After working with limited success to address concerns regarding the FY 2006 and FY 2007 distributions of antidumping duties under the CDSOA program, the SSA filed suit at the U.S. Court of International Trade in November 2008. The SSA’s case challenged numerous aspects of U.S. Customs and Border Protection’s (CBP) administration of the CDSOA program. The SSA’s lawsuit also sought to prevent improper distributions for FY 2008. By demanding that CBP comply with the law, the SSA’s litigation sought to increase the distributions to eligible members of the industry by excluding ineligible members, to recapture improper payments, to implement disincentives for abuse and fraud, and to reverse improper legal interpretations that have guided CBP’s disbursements of CDSOA funds.

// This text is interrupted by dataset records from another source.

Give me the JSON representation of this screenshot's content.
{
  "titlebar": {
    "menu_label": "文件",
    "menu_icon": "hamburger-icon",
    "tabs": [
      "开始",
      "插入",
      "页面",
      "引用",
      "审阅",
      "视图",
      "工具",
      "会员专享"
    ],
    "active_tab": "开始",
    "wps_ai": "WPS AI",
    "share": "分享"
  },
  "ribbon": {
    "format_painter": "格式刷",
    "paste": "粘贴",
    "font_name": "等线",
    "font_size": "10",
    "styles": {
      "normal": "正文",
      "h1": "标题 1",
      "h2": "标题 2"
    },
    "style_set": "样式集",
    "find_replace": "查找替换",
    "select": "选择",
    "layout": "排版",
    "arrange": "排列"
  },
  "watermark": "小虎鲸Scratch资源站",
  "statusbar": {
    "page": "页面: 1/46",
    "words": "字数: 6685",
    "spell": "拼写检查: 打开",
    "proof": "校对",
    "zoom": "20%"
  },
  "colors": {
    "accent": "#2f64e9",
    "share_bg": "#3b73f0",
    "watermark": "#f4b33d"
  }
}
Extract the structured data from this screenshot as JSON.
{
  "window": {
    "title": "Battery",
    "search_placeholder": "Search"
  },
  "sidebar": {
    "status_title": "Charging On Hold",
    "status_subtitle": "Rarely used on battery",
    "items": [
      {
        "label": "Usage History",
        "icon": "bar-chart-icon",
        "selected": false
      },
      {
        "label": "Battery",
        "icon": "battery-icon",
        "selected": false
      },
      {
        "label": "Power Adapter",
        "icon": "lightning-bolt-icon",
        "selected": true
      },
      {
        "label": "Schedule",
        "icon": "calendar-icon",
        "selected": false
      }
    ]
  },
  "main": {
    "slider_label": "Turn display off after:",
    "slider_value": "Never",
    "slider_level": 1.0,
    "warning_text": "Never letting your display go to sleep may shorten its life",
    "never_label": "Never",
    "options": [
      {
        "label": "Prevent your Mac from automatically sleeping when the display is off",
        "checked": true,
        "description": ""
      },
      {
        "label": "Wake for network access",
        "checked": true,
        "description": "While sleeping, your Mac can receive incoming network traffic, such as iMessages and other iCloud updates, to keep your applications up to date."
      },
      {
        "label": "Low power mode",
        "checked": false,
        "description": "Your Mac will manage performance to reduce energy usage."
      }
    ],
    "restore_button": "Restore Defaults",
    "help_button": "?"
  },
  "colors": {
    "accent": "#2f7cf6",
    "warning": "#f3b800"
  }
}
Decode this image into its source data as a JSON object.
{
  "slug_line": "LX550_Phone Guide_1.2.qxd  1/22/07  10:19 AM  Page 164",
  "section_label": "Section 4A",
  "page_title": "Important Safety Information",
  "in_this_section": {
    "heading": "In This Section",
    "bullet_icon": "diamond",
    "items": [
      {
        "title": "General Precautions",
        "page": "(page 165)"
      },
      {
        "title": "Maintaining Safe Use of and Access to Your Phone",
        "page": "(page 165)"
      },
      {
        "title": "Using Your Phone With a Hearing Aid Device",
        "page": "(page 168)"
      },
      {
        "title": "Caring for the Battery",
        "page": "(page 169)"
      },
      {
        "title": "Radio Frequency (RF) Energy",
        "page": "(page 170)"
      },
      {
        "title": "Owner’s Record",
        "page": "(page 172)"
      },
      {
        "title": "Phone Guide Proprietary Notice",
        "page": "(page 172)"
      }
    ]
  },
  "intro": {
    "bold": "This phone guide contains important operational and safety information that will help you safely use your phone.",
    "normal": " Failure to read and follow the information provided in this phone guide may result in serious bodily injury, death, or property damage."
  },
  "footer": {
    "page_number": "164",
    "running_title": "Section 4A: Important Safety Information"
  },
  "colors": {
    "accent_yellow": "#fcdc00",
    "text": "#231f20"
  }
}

On May 15, 2009, the Court issued an opinion dismissing ten of the eleven counts of the SSA’s lawsuit, allowing CBP to continue to distribute collected antidumping duties in a manner that does not provide meaningful assistance to the domestic industry. The Court ruled that:
• CBP has total and unreviewable discretion to refuse to investigate claims that are clearly absurd, improper, obviously erroneous and potentially fraudulent.
• CBP can set aside or “hold back” Byrd funds for shrimp purchasers, including importers that did not support the petition for antidumping relief.
• The law is so broad that Byrd funds could be used to offset costs related to the payment of antidumping duties on imported shrimp!
• CBP is not required to ensure that expenditures used in claims for Byrd funds be related to the production or processing of shrimp. In other words, a shrimp purchaser may not need to demonstrate that the expenditures claimed are, in fact, directly related to the processing of any shrimp.